It’s a new year. For me, that means a number of challenging insurance and financial hurdles loom large. ObamaCare has nothing to do with it. It’s all about complications caused by something that should be making my life easier: taking oral chemotherapy.
The doublet of pomalidomide and dexamethasone is working for me. But financially, the fact that it isn’t combined with an infusion medication, like Velcade or Kyprolis, is going to hit me where it hurts: in my wallet. Let me explain.
I have private medical insurance, courtesy my hard working wife. The policy requires I pay the first $1,000 out-of-pocket, then 20% until I reach $3000 ($4,000). Other than the fact that the out-of-pocket amount was only $600 last year, nothing has really changed on the insurance side. But $4,000 (and it always ends up being a lot more) for me–and what could end up being a similarly large number for my wife as she works her way through a number of different health issues–could cost us as much as 20% of our income by the end of the year. And that doesn’t include the cost of travel or time she misses from work. OUCH!
Fortunately, I have qualified for the Leukemia and Lymphoma Society’s (LLS) co-pay program since the year after I was diagnosed. But here’s the thing. The LLS co-pay program (and Chronic Disease Fund’s similar program) don’t cover diagnostics. That’s a huge part of any myeloma patient’s tab. Blood work, genetic testing, electrophereses, SPEP tests, X rays, PET scans–none of it is eligible to be reimbursed.
Myeloma related blood work isn’t cheap, you know; many must be interpreted by a pathologist. And we all know how expensive MRI’s and CT scans can be.
Additionally, doctors visits will only be reimbursed if you see the doctor on the same day as treatment. Here’s how it works.
You see your doctor on a Wednesday. Everything looks fine, so you’re hustled over to the infusion center for your Velcade sub-q injection or Kyprolis infusion. In that case, the visit ($200) and cost of a nurse to administer therapy (believe it or not, as much as $1,500) and the drug ($1,500 – $3,000) are all eligible for reimbursement.
So last year–when I was still on Velcade–I blew through my deductibles and out of pocket expenses in three weeks! And the LLS reimbursed me for all but $400 or so for blood work (I made sure my doctor delayed any SPEP testing until February). Of course I carefully planned it that way. Still, AWESOME! I ended up being responsible for less than $500. That really helps.
One would think that means if I take POM the day I see my medical oncologist or specialist, that visit would qualify. Think again. That makes too much sense.
Additionally, the LLS reimbursed me (after a lot of pain-in-the-neck paperwork and verification) the money subtracted from Pattie’s paycheck for medical insurance every month, as well as remaining co-pays–between $5 and $250) for myeloma related medications for the rest of the year; I’m still responsible for paying that, even after my out-of-pocket maximum is reached.
Even with all of this, I never use anywhere near my total $10,000 LLS co-pay benefit. I’m usually reimbursed about half of that.
But this year? No infusions–at least for the first part of the year–which mean my doctors visits won’t be reimbursed, either. I could end up paying the lion’s share of the $4,000.
I’ve thought about trying to get the sometimes painful lesion in my upper back radiated–not because the pain is so bad I desperately need it, but as a way to save a lot of money (the LLS reimburses radiation therapy expenses). Another option: getting my medical oncologist to schedule another Zometa infusion after our next monthly visit.

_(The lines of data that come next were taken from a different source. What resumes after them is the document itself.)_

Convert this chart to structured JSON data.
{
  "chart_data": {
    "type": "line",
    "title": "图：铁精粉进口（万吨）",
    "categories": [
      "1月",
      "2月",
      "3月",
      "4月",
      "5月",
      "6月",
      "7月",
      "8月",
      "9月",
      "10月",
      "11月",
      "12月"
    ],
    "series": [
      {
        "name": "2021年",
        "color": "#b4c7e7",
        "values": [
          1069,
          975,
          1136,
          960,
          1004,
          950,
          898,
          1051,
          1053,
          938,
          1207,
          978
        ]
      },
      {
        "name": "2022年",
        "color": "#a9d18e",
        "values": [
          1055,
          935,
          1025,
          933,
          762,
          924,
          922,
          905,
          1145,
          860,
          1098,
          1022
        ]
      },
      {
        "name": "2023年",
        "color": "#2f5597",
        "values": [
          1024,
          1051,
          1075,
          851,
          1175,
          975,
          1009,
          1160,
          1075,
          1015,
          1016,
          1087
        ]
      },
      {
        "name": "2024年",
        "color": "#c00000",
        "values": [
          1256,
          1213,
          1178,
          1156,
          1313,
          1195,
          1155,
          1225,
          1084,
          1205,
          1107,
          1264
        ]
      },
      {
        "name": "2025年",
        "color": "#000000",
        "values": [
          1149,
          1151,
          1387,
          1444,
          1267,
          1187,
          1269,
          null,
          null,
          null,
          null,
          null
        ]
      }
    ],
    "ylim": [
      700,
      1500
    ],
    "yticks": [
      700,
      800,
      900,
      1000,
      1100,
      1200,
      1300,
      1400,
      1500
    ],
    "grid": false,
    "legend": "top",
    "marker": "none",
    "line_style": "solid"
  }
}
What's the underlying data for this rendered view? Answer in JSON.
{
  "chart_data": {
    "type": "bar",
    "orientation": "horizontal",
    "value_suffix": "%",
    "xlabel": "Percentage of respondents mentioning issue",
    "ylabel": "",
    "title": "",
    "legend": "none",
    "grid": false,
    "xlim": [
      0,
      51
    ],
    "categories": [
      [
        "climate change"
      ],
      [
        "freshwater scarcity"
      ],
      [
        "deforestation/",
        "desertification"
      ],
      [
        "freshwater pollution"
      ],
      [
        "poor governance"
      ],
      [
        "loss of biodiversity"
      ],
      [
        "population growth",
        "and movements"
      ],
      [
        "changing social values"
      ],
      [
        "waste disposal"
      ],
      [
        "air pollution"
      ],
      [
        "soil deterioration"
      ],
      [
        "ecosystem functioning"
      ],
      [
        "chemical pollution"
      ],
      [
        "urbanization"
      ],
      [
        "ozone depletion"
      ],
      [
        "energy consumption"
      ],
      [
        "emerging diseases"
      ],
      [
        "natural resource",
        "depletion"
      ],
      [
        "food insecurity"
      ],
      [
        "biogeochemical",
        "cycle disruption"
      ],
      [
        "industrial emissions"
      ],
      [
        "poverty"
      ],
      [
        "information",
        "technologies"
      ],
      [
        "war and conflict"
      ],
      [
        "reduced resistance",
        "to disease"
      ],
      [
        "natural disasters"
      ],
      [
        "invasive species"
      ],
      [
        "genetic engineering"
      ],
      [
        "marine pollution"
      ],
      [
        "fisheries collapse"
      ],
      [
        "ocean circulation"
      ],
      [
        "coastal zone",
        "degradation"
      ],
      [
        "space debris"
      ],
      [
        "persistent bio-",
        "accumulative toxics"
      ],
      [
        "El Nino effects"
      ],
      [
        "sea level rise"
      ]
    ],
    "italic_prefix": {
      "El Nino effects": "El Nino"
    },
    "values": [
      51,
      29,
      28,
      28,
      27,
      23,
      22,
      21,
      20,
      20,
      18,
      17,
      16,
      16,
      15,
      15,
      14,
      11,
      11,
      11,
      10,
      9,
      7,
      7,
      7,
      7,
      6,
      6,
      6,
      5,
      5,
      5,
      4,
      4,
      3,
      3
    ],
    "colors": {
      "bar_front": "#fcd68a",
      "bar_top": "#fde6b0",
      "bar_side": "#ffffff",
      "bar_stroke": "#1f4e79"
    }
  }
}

I felt some jaw pain after my last infusion, so I was going to make sure the next one is infused more slowly and spaced more than a month apart. As a matter of fact, I was thinking about asking my doctor to skip Zometa altogether, or going back to Aredia every three or four months.
But I would same a thousand dollars or more (that doctor’s visit and the cost of Novartis’ expensive bisphosphonate would be fully reimbursed by the LLS) if I push my next infusion up. How crazy is that? Not that I’d do it, but that the system–in this case foundations that reimburse patient expenses–work that way: another hidden cost many patients experience while taking oral chemotherapy.
So until the IMF and LLS have successfully pushed through oral chemotherapy equity legislation nationally, patients will get hit hard financially one way or the other. This defies common sense, since oral chemo saves the time and cost of having a drug administered in clinic.
The more I think about it, the Zometa plan is the way to go. I won’t get reimbursed anywhere near as much as undergoing radiation therapy, but doing that exposes me to a wide range of non-reimbursable costs, including a required MRI, and one or more doctors visits before they even start zapping my shoulders.
I cover how to choreograph a number of complex, money saving strategies in my 4th book, Financial Aid for Multiple Myeloma Patients and Caregivers. I have couple dozen copies here at home. In the spirit of saving as much money as we can, email me and I’ll get you a copy for $12, including postage.
I’ll outline what, how and why I end up deciding which money saving course to take in a week or two. I may not end up saving much, but I’m not going to ignore it all and hope it works out on its own. And you shouldn’t, either.